• AVID logo

    COURSE DESCRIPTION: Advancement via Individual Determination (AVID) is an elective class where students will develop and reinforce attitudes, skills, and knowledge to successfully enter and complete advanced class work. Students will learn and apply study skills and learning strategies to improve performance in all classes. Students are required to enroll in a rigorous course of study, maintain satisfactory grades and demonstrate outstanding citizenship while participating in AVID. In order to ensure your child’s successfulness in a rigorous course of study, students will be required to participate in a tutorial process to enhance and support them in their coursework. We will also be visiting colleges and participating in team building exercises to help the students set future goals that they can achieve.

    COURSE OBJECTIVE: The AVID elective class is the key element for the AVID program. The AVID program is aimed at directing students to a college-bound path. This will be done by holding tutorials, teaching organizational skills, and developing the learning process with high-level critical thinking skills.

    GRADING POLICY: Students will be asked to show evidence of learning through formative and summative assessments toward the standards. In some instances, students will be asked to re-do work, and in this instance there will be a process. All graded work will be marked in the following manner:

    4 = Mastery Tasks or the target of instruction allows students to apply their knowledge and skills to new or related situations and scenarios. A mark of 4 indicates not only evidence of application and analysis but also includes synthesis and evaluation.

    3 = Proficient Task or the target of instruction consist of complex knowledge, skills, application, and analysis.

    2 = Basic Tasks are basic recall and simple skills which include knowledge and comprehension.

    1 = Below Basic. There is some evidence of emerging simple skills, there are gaps in knowledge and unreliable comprehension skills are seen.

    0 = No evidence of proficiency. There is no evidence of learning including missing work and incomplete work.

    **Work not turned in will receive a grade of “M”, which is a “0” in the grade book


    Formative: or assessment for learning, occurs during the learning process and provides information to both teachers and students that enables them to make adjustments to increase learning. Examples may include: class work, binder checks and tutorials.
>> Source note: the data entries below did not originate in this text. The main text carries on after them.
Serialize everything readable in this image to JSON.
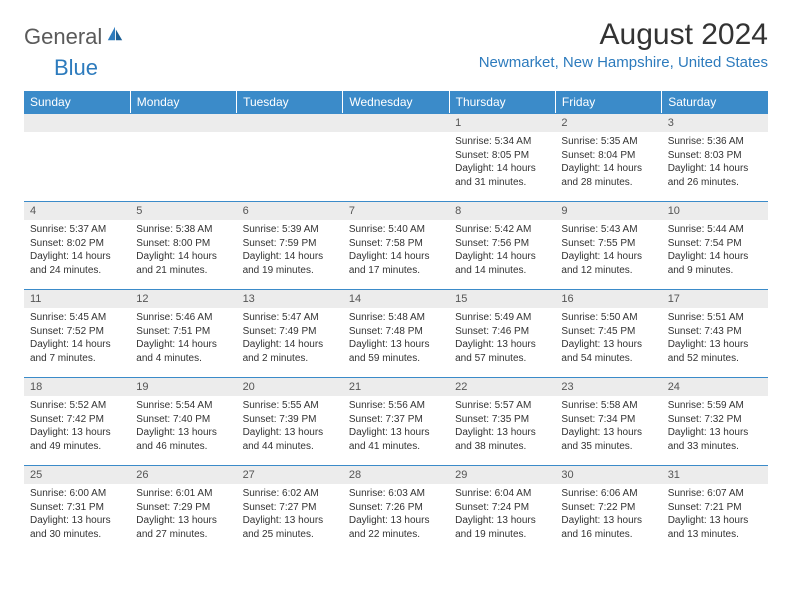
{
  "logo": {
    "general": "General",
    "blue": "Blue"
  },
  "title": "August 2024",
  "location": "Newmarket, New Hampshire, United States",
  "colors": {
    "header_bg": "#3b8bc9",
    "header_text": "#ffffff",
    "daynum_bg": "#ececec",
    "accent": "#2d7bbd",
    "body_text": "#333333",
    "logo_gray": "#5a5a5a"
  },
  "weekdays": [
    "Sunday",
    "Monday",
    "Tuesday",
    "Wednesday",
    "Thursday",
    "Friday",
    "Saturday"
  ],
  "layout": {
    "first_weekday_index": 4,
    "days_in_month": 31
  },
  "days": {
    "1": {
      "sunrise": "5:34 AM",
      "sunset": "8:05 PM",
      "daylight": "14 hours and 31 minutes."
    },
    "2": {
      "sunrise": "5:35 AM",
      "sunset": "8:04 PM",
      "daylight": "14 hours and 28 minutes."
    },
    "3": {
      "sunrise": "5:36 AM",
      "sunset": "8:03 PM",
      "daylight": "14 hours and 26 minutes."
    },
    "4": {
      "sunrise": "5:37 AM",
      "sunset": "8:02 PM",
      "daylight": "14 hours and 24 minutes."
    },
    "5": {
      "sunrise": "5:38 AM",
      "sunset": "8:00 PM",
      "daylight": "14 hours and 21 minutes."
    },
    "6": {
      "sunrise": "5:39 AM",
      "sunset": "7:59 PM",
      "daylight": "14 hours and 19 minutes."
    },
    "7": {
      "sunrise": "5:40 AM",
      "sunset": "7:58 PM",
      "daylight": "14 hours and 17 minutes."
    },
    "8": {
      "sunrise": "5:42 AM",
      "sunset": "7:56 PM",
      "daylight": "14 hours and 14 minutes."
    },
    "9": {
      "sunrise": "5:43 AM",
      "sunset": "7:55 PM",
      "daylight": "14 hours and 12 minutes."
    },
    "10": {
      "sunrise": "5:44 AM",
      "sunset": "7:54 PM",
      "daylight": "14 hours and 9 minutes."
    },
    "11": {
      "sunrise": "5:45 AM",
      "sunset": "7:52 PM",
      "daylight": "14 hours and 7 minutes."
    },
    "12": {
      "sunrise": "5:46 AM",
      "sunset": "7:51 PM",
      "daylight": "14 hours and 4 minutes."
    },
    "13": {
      "sunrise": "5:47 AM",
      "sunset": "7:49 PM",
      "daylight": "14 hours and 2 minutes."
    },
    "14": {
      "sunrise": "5:48 AM",
      "sunset": "7:48 PM",
      "daylight": "13 hours and 59 minutes."
    },
    "15": {
      "sunrise": "5:49 AM",
      "sunset": "7:46 PM",
      "daylight": "13 hours and 57 minutes."
    },
    "16": {
      "sunrise": "5:50 AM",
      "sunset": "7:45 PM",
      "daylight": "13 hours and 54 minutes."
    },
    "17": {
      "sunrise": "5:51 AM",
      "sunset": "7:43 PM",
      "daylight": "13 hours and 52 minutes."
    },
    "18": {
      "sunrise": "5:52 AM",
      "sunset": "7:42 PM",
      "daylight": "13 hours and 49 minutes."
    },
    "19": {
      "sunrise": "5:54 AM",
      "sunset": "7:40 PM",
      "daylight": "13 hours and 46 minutes."
    },
    "20": {
      "sunrise": "5:55 AM",
      "sunset": "7:39 PM",
      "daylight": "13 hours and 44 minutes."
    },
    "21": {
      "sunrise": "5:56 AM",
      "sunset": "7:37 PM",
      "daylight": "13 hours and 41 minutes."
    },
    "22": {
      "sunrise": "5:57 AM",
      "sunset": "7:35 PM",
      "daylight": "13 hours and 38 minutes."
    },
    "23": {
      "sunrise": "5:58 AM",
      "sunset": "7:34 PM",
      "daylight": "13 hours and 35 minutes."
    },
    "24": {
      "sunrise": "5:59 AM",
      "sunset": "7:32 PM",
      "daylight": "13 hours and 33 minutes."
    },
    "25": {
      "sunrise": "6:00 AM",
      "sunset": "7:31 PM",
      "daylight": "13 hours and 30 minutes."
    },
    "26": {
      "sunrise": "6:01 AM",
      "sunset": "7:29 PM",
      "daylight": "13 hours and 27 minutes."
    },
    "27": {
      "sunrise": "6:02 AM",
      "sunset": "7:27 PM",
      "daylight": "13 hours and 25 minutes."
    },
    "28": {
      "sunrise": "6:03 AM",
      "sunset": "7:26 PM",
      "daylight": "13 hours and 22 minutes."
    },
    "29": {
      "sunrise": "6:04 AM",
      "sunset": "7:24 PM",
      "daylight": "13 hours and 19 minutes."
    },
    "30": {
      "sunrise": "6:06 AM",
      "sunset": "7:22 PM",
      "daylight": "13 hours and 16 minutes."
    },
    "31": {
      "sunrise": "6:07 AM",
      "sunset": "7:21 PM",
      "daylight": "13 hours and 13 minutes."
    }
  },
  "labels": {
    "sunrise": "Sunrise: ",
    "sunset": "Sunset: ",
    "daylight": "Daylight: "
  }
}
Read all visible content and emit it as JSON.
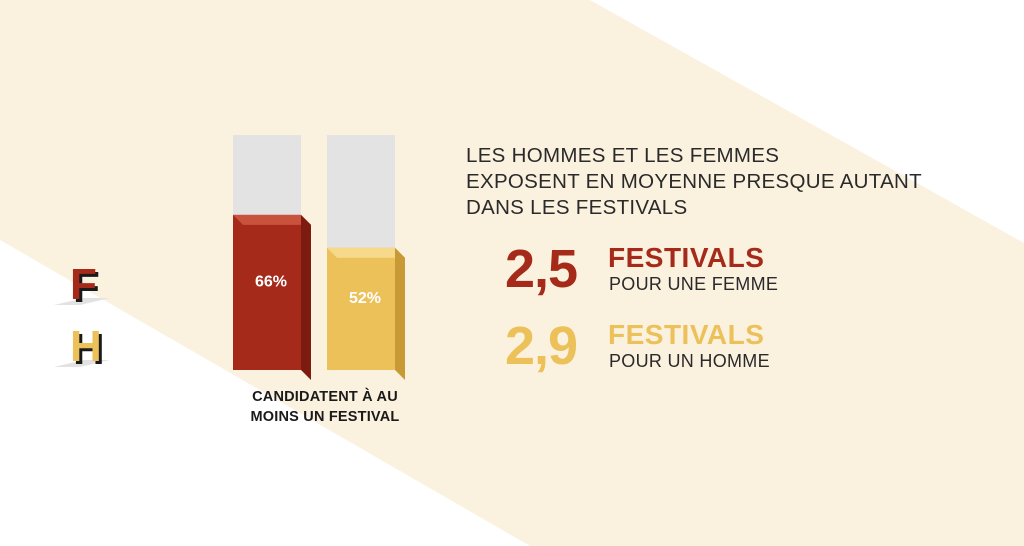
{
  "colors": {
    "band": "#fbf1df",
    "female": "#a52a1a",
    "male": "#ecc15a",
    "track": "#e3e3e3",
    "text": "#1a1a1a"
  },
  "legend": {
    "female_letter": "F",
    "male_letter": "H"
  },
  "chart_data": {
    "type": "bar",
    "categories": [
      "F",
      "H"
    ],
    "values": [
      66,
      52
    ],
    "value_labels": [
      "66%",
      "52%"
    ],
    "unit": "%",
    "ylim": [
      0,
      100
    ],
    "xlabel": "CANDIDATENT À AU MOINS UN FESTIVAL",
    "caption_lines": [
      "CANDIDATENT À AU",
      "MOINS UN FESTIVAL"
    ],
    "grid": false
  },
  "headline": {
    "lines": [
      "LES HOMMES ET LES FEMMES",
      "EXPOSENT EN MOYENNE PRESQUE AUTANT",
      "DANS LES FESTIVALS"
    ]
  },
  "stats": [
    {
      "value": "2,5",
      "unit": "FESTIVALS",
      "label": "POUR UNE FEMME"
    },
    {
      "value": "2,9",
      "unit": "FESTIVALS",
      "label": "POUR UN HOMME"
    }
  ]
}
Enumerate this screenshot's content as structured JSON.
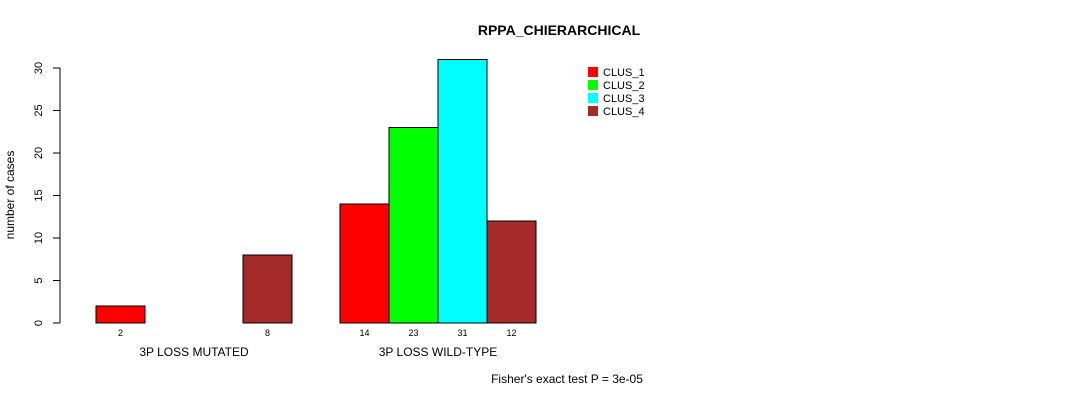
{
  "chart_data": {
    "type": "bar",
    "title": "RPPA_CHIERARCHICAL",
    "ylabel": "number of cases",
    "xlabel": "",
    "ylim": [
      0,
      30
    ],
    "yticks": [
      0,
      5,
      10,
      15,
      20,
      25,
      30
    ],
    "groups": [
      "3P LOSS MUTATED",
      "3P LOSS WILD-TYPE"
    ],
    "series": [
      {
        "name": "CLUS_1",
        "color": "#ff0000",
        "values": [
          2,
          14
        ]
      },
      {
        "name": "CLUS_2",
        "color": "#00ff00",
        "values": [
          0,
          23
        ]
      },
      {
        "name": "CLUS_3",
        "color": "#00ffff",
        "values": [
          0,
          31
        ]
      },
      {
        "name": "CLUS_4",
        "color": "#a52a2a",
        "values": [
          8,
          12
        ]
      }
    ],
    "bar_value_labels": [
      [
        "2",
        "",
        "",
        "8"
      ],
      [
        "14",
        "23",
        "31",
        "12"
      ]
    ],
    "legend_position": "top-right",
    "footnote": "Fisher's exact test P = 3e-05"
  }
}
    Summative: or assessment for learning, occurs after instruction to find out what students know and understand and can do at one point in time. Examples many include: major projects, essays, etc.

    Students in the AVID elective class can expect the following schedule for the week in AVID:

    Monday Tuesday Wednesday Thursday Friday
    Learning Logs
    Learning Logs
    Learning Logs
    Learning Logs
    Binder Check and ONE of the following: Team-Building Activities, Group Discussion, Guest Speakers, etc.

    Tutorials allow students to discuss specific questions related to the content area classes they are taking. AVID is an academic support class that uses tutorials and college tutors to help support students academically. Twice a week the students will be expected to bring specific questions from their other classes and work together in groups to solve them. There will be tutors and myself in the classroom to help with guide students through this process. Tutors will not be handing out answers, but helping the students find the answers themselves. Students take Cornell notes throughout the tutorial session and ask all levels of questions (Level 1- basic-getting into the topic, Level 2- medium-getting through the topic, and Level 3-advanced-going beyond the topic) to reach new understandings of the material, together with AVID college tutors as facilitators.

    Curriculum days will be spent learning common academic vocabulary words that will appear now, throughout their high school career and beyond. In addition, students will use curriculum days to hone their skills in Cornell note-taking, use of the SQ4R (Survey, Question, Read, Recite, Write, Review) method for using textbooks in their classes, as well as Socratic seminars (Structured Group Discussion) to more fully experience how a discussion functions in an academic setting with a focus on developing text analysis skills and speaking/group discussion skills. Students will be assigned various readings and be asked to respond to them in learning logs. In addition to the above, curriculum days will have a portion of time devoted to critical thinking problems to solve with classmates.

    Binder checks will be used to note the academic progress or lack thereof, as well as, organization of the student in AVID. These binder checks will lead to a discussion of the learning process as incremental and a daily task. It will also lead to discussions about goals for the future, how to achieve them, etc. On binder check days, students will also be engaged in cooperative activities designed to foster trust among students and building a learning community that they will be a part of for years to come.

    Learning logs provide a formative on going assessment of student learning. They are one of the most effective means of writing to learn because they foster reflection on learning processes. Students will be required to complete a learning log.

    Classroom Rules

    1. Have all appropriate materials (book, pen/pencils, etc.) readily available before the bell rings.
    2. Be in your seat and working on opening assignment when the tardy bell rings.